Das erste Auto Opel Kadett 1.2 S Limousine

Das erste Auto

Schon als kleiner Junge interessierte ich mich für Autos. Ich kannte jedes Modell. Da war es keine Frage, nach der Schule eine Lehre als Kfz-Mechaniker zu beginnen. Und die Ausbildungszeit war wirklich toll. Autos von morgens bis abends, und jeden Tag gab es etwas dazu zu lernen. Allerdings durfte man natürlich ohne Führerschein kein Auto fahren. Keinen Zentimeter. Da verstand der Lehrmeister keinen Spaß. So begann ich schon vor dem 18. Geburtstag mit dem Führerschein. Und wie das in einem Autohaus so ist, einer der Gesellen hatte ein Auto abzugeben, welches er eigentlich selbst hatte fit machen wollen.
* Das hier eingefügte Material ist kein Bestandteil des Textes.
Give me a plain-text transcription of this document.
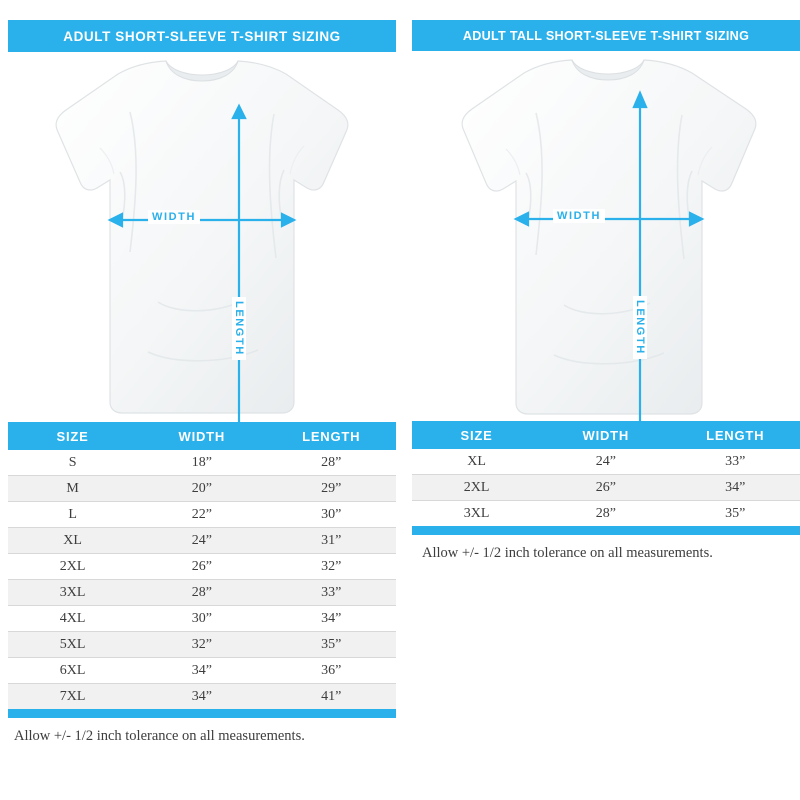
ADULT SHORT-SLEEVE T-SHIRT SIZING
WIDTH
LENGTH
SIZE	WIDTH	LENGTH
S	18”	28”
M	20”	29”
L	22”	30”
XL	24”	31”
2XL	26”	32”
3XL	28”	33”
4XL	30”	34”
5XL	32”	35”
6XL	34”	36”
7XL	34”	41”
Allow +/- 1/2 inch tolerance on all measurements.
ADULT TALL SHORT-SLEEVE T-SHIRT SIZING
WIDTH
LENGTH
SIZE	WIDTH	LENGTH
XL	24”	33”
2XL	26”	34”
3XL	28”	35”
Allow +/- 1/2 inch tolerance on all measurements.
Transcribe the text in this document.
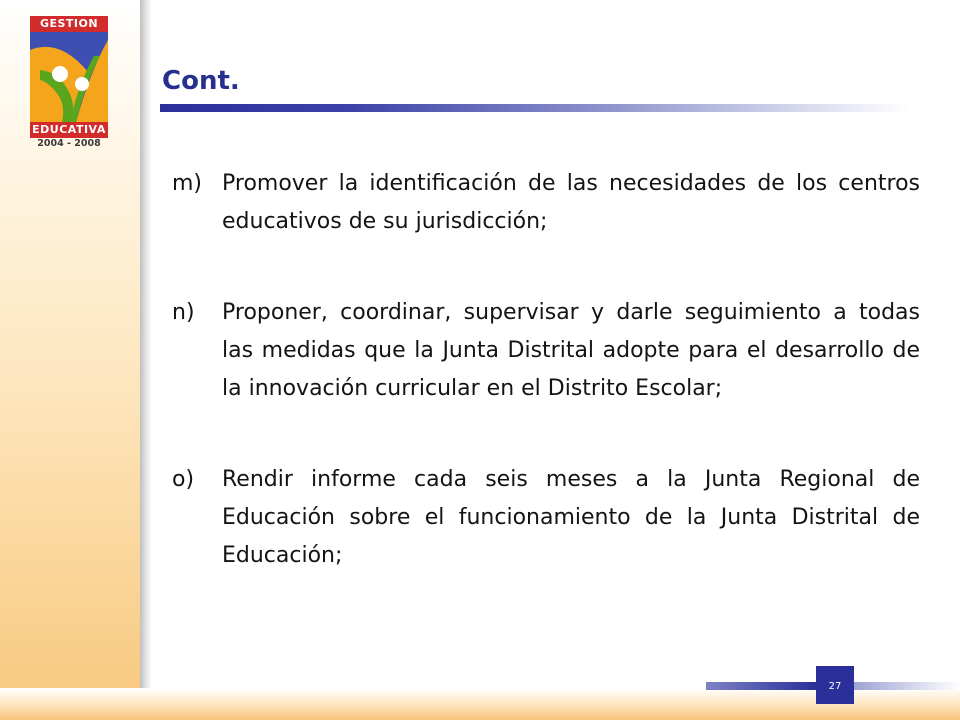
GESTION
EDUCATIVA
2004 - 2008
Cont.
m) Promover la identificación de las necesidades de los centros educativos de su jurisdicción;
n) Proponer, coordinar, supervisar y darle seguimiento a todas las medidas que la Junta Distrital adopte para el desarrollo de la innovación curricular en el Distrito Escolar;
o) Rendir informe cada seis meses a la Junta Regional de Educación sobre el funcionamiento de la Junta Distrital de Educación;
27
Eine zehn Jahre alte Opel Kadett 1.2 S Limousine in Jamaikabeige. Der Wagen sah wunderbar aus, hatte aber rostige Problemzonen. An den Feierabenden wurden diese Stück für Stück beseitigt. Donnerstags nach Feierabend durften die Mitarbeiter die Werkstatt schließlich für Arbeiten an ihren eigenen Autos nutzen. Mit Kollegenhilfe wurde der Kadett schließlich rechtzeitig zur Führerscheinprüfung fertig. Da stand es nun, das erste Auto, und versprach unbegrenzte Mobilität. Mit seinen 60 PS war er etwas behäbig, aber der Fahrspaß war gewaltig.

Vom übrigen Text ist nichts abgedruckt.